Monday, February 1, 2010

Mommy and Daddy and...Mommy?

Excerpted from National Review Online (www.nationalreview.com) this morning where it was posted, a provocative and well-written piece by Heather MacDonald on the fading of the traditional family. I am just looking at a piece of the article; below:

"...New York Times editorial writer Adam Cohen recently considered the possibility that reproductive technology will eventually allow “three or more people . . . to combine their DNA to create a baby.” Cohen’s response ultimately boils down to: “So what?” The “law should move toward a greater recognition that the intent of the people involved is more important than the genes,” he wrote. The concept of “fractional parents,” a phrase coined by a professor at the University of San Diego law school, causes no obvious disquiet in Cohen, and the legal conundrums that the reality of “fractional parents” would generate — “Could a baby one day have 100 parents?
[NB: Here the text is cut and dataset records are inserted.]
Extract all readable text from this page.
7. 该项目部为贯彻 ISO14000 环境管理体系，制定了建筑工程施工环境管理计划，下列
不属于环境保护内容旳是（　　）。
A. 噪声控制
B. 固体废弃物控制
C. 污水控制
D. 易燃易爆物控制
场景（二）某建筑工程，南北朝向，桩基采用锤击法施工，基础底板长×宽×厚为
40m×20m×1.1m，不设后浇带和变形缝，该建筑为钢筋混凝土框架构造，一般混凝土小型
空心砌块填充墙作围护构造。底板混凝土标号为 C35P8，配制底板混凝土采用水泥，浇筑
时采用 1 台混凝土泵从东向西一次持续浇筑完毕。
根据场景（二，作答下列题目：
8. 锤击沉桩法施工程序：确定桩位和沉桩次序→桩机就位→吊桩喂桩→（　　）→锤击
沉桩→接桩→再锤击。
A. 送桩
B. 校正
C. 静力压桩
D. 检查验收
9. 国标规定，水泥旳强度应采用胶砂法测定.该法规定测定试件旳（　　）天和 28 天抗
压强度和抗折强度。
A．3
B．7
Could anyone who contributes DNA claim visitation rights? How much DNA is enough?” — apparently are to him (and undoubtedly to many others) merely interesting intellectual challenges, not potential sources of heartbreak and chaos for children. (It is just possible that the centrality of tradition-exploding fertility technology to gay conception drives the cheerful acceptance of that technology’s complicated and destabilizing results by members of the enlightened intellectual elite.)"

Wow. You know that'ol slippery slope? Three or more people involved in creating a baby? In today's moral challenges surrounding babies and children, whether it is abortion or genetic engineering or fertility, it is always the baby that is left out in the cold (or worse, in the case of abortion); the baby that pays. What kind of society can exist when it targets the young for adult pleasure and fulfillment? The author also notes in this interesting piece that it was heterosexual couples who began the popularity - and through demand caused the advancements of - infertility procedures in our culture; not gay couples. So, our need to have what (or who) we want, when we want it, or what (or who) we DON'T want, when we DON'T want it, results in chaos or physical death for the child. Why are we called grown-ups? I forget.